Piłkarze Rafy Beniteza chcieli jak najszybciej zapomnieć o ostatniej porażce ligowej z Manchesterem City 0:2. Udało się. „The Blues” pokonali słabo dysponowany West Bromwich Albion 1:0 po golu Demby Ba.
Mecz rozpoczął się chaotycznie, lecz już w 4. minucie pojedynku Oscar znalazł się w polu karnym gości i oddał strzał, który został jednak w fantastyczny sposób sparowany przez Bena Fostera. Tymczasem dwie minuty później z bezpośredniego rzutu wolnego piekielnie mocny strzał na bramkę Cecha oddał Reid, ale futbolówka leciała w sam środek bramki, dlatego golkiper Chelsea bez większych problemów wybronił uderzenie gracza West Bromu.
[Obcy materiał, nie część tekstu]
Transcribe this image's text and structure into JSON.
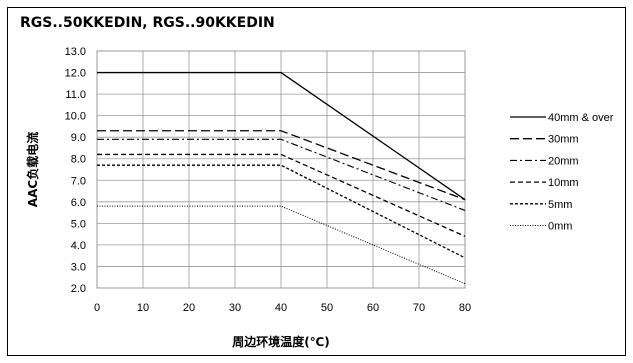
{
  "chart_data": {
    "type": "line",
    "title": "RGS..50KKEDIN, RGS..90KKEDIN",
    "xlabel": "周边环境温度(℃)",
    "ylabel": "AAC负载电流",
    "xlim": [
      0,
      80
    ],
    "ylim": [
      2.0,
      13.0
    ],
    "x_ticks": [
      "0",
      "10",
      "20",
      "30",
      "40",
      "50",
      "60",
      "70",
      "80"
    ],
    "y_ticks": [
      "2.0",
      "3.0",
      "4.0",
      "5.0",
      "6.0",
      "7.0",
      "8.0",
      "9.0",
      "10.0",
      "11.0",
      "12.0",
      "13.0"
    ],
    "grid": true,
    "legend_position": "right",
    "series": [
      {
        "name": "40mm & over",
        "dash": "",
        "width": 1.3,
        "points": [
          [
            0,
            12.0
          ],
          [
            40,
            12.0
          ],
          [
            80,
            6.1
          ]
        ]
      },
      {
        "name": "30mm",
        "dash": "9,4",
        "width": 1.3,
        "points": [
          [
            0,
            9.3
          ],
          [
            40,
            9.3
          ],
          [
            80,
            6.1
          ]
        ]
      },
      {
        "name": "20mm",
        "dash": "7,3,2,3",
        "width": 1.1,
        "points": [
          [
            0,
            8.9
          ],
          [
            40,
            8.9
          ],
          [
            80,
            5.6
          ]
        ]
      },
      {
        "name": "10mm",
        "dash": "5,3",
        "width": 1.3,
        "points": [
          [
            0,
            8.2
          ],
          [
            40,
            8.2
          ],
          [
            80,
            4.4
          ]
        ]
      },
      {
        "name": "5mm",
        "dash": "3,2",
        "width": 1.3,
        "points": [
          [
            0,
            7.7
          ],
          [
            40,
            7.7
          ],
          [
            80,
            3.4
          ]
        ]
      },
      {
        "name": "0mm",
        "dash": "1,1.5",
        "width": 1.0,
        "points": [
          [
            0,
            5.8
          ],
          [
            40,
            5.8
          ],
          [
            80,
            2.2
          ]
        ]
      }
    ]
  }
}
W 27. minucie meczu z rzutu wolnego strzelał David Luiz, lecz i tym razem lepszy okazał się Foster, który wybił piłkę na korner. Piłkarze „The Blues” z minuty na minutę grali coraz lepiej i w końcu udało im się zdobyć pierwszą bramkę. Podopieczni Rafy Benitez krótko rozegrali rzut rożny i po dobrym dośrodkowaniu w pole karne „The Baggies” gola bez problemów strzelił Demba Ba, który z najbliższej odległości pokonał golkipera gości. Warto dodać, że jest to 15. ligowe trafienie Senegalczyka (13 z nich zaliczył jeszcze jako zawodnik Newcastle). Klubowi mistrzowie Europy grali jak z nut i już dziesięć minut później bramkę na 2:0 mogli zdobyć najpierw Oscar, a później Azpilicueta, jednak defensorzy West Bromu w 100 procentach wykonali swoją prace.
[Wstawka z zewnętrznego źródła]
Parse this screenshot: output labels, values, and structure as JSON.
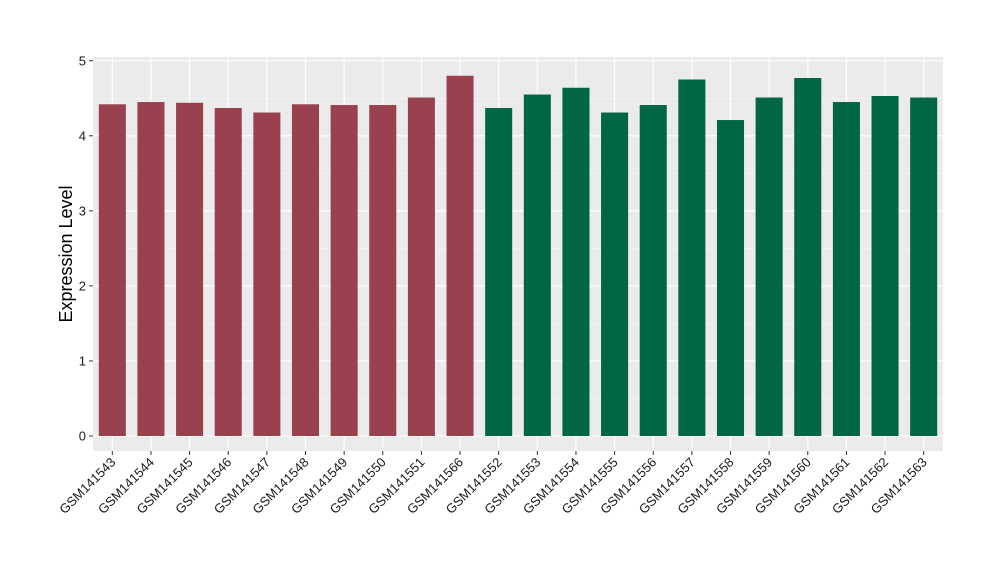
{
  "chart_data": {
    "type": "bar",
    "title": "",
    "xlabel": "",
    "ylabel": "Expression Level",
    "ylim": [
      -0.2,
      5.05
    ],
    "yticks": [
      0,
      1,
      2,
      3,
      4,
      5
    ],
    "grid": true,
    "panel_background": "#ebebeb",
    "categories": [
      "GSM141543",
      "GSM141544",
      "GSM141545",
      "GSM141546",
      "GSM141547",
      "GSM141548",
      "GSM141549",
      "GSM141550",
      "GSM141551",
      "GSM141566",
      "GSM141552",
      "GSM141553",
      "GSM141554",
      "GSM141555",
      "GSM141556",
      "GSM141557",
      "GSM141558",
      "GSM141559",
      "GSM141560",
      "GSM141561",
      "GSM141562",
      "GSM141563"
    ],
    "values": [
      4.42,
      4.45,
      4.44,
      4.37,
      4.31,
      4.42,
      4.41,
      4.41,
      4.51,
      4.8,
      4.37,
      4.55,
      4.64,
      4.31,
      4.41,
      4.75,
      4.21,
      4.51,
      4.77,
      4.45,
      4.53,
      4.51
    ],
    "groups": [
      0,
      0,
      0,
      0,
      0,
      0,
      0,
      0,
      0,
      0,
      1,
      1,
      1,
      1,
      1,
      1,
      1,
      1,
      1,
      1,
      1,
      1
    ],
    "group_colors": [
      "#9a4150",
      "#006644"
    ]
  }
}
Przez ostatnie minuty pierwszej części pojedynku piłkarze Steve’a Clarke’a zaczęli w końcu rozgrywać piłkę w środkowej strefie boiska. Niestety wszystkie ich dośrodkowania bądź prostopadłe podania przecinane były przez dobrze dysponowaną linię obronną Chelsea, na której czele stali tym razem David Luiz oraz Branislav Ivanović. Sędzia główny, Kevin Friend, do regulaminowego czasu gry doliczył zaledwie jedną minutę. Zawodnicy „The Blues” z wielkim wyczuciem i doświadczeniem kontrolowali ostatnie sekundy, dlatego po pierwszych 45 minutach gry Chelsea prowadziła z West Bromem 1:0.
Gospodarze od samego początku ruszyli do ataku. W 50. minucie spotkania gola zdobył Frank Lampard, jednak chwilę wcześniej sędzia liniowy sygnalizował pozycję spaloną, dlatego Kevin Friend nie mógł uznał gola kapitana „The Blues”. Kolejna akcja Chelsea powinna zakończyć się dla niej drugim trafieniem, ale Ben Foster w fenomenalny wręcz sposób obronił uderzenie Demby Ba. Do pierwszych kontrowersji doszło dziesięć minut później, ponieważ w polu karnym „The Baggies” faulowany był Eden Hazard, lecz tym razem arbiter główny nie zdecydował się na podyktowanie rzutu karnego. W międzyczasie kibice na Stamford Bridge wyśpiewali głośno: „Jose Mourinho!” – przyczyną przyśpiewek jest oczywiście niechęć do obecnego menedżera zespołu, Rafaela Beniteza. Od 70. minuty pojedynku inicjatywę przejęła drużyna Steve’a Clarke’a. Goście zaczęli dominować w środku oraz na skrzydłach, gdzie do akcji ofensywnych dobrze włączali się boczni obrońcy. Gra Chelsea wyglądała na składną, jednak po raz enty szwankowała skuteczność pod bramką rywala.
Swoją szansę na zdobycie drugiej w tym meczu bramki miał Oscar, który oddał celny strzał z powietrza. Niestety uderzenie Brazylijczyka leciało w środek bramki, więc Ben Foster bez większych kłopotów wyłapał ów strzał. Goście z West Bromu nie chcieli jednak odpuścić. W 82. minucie pojedynku szczęścia z rzutu wolnego szukał Peter Odemwingie, lecz i tym razem kibice gości musieli obejść się smakiem. „The Baggies” starali się jeszcze doprowadzić do remisu, jednak zabrakło cennego czasu. Mecz zakończył się wynikiem 1:0 i Chelsea – przynajmniej do jutra do godziny 16:25 – wskakuje na trzecie miejsce w ligowej tabeli.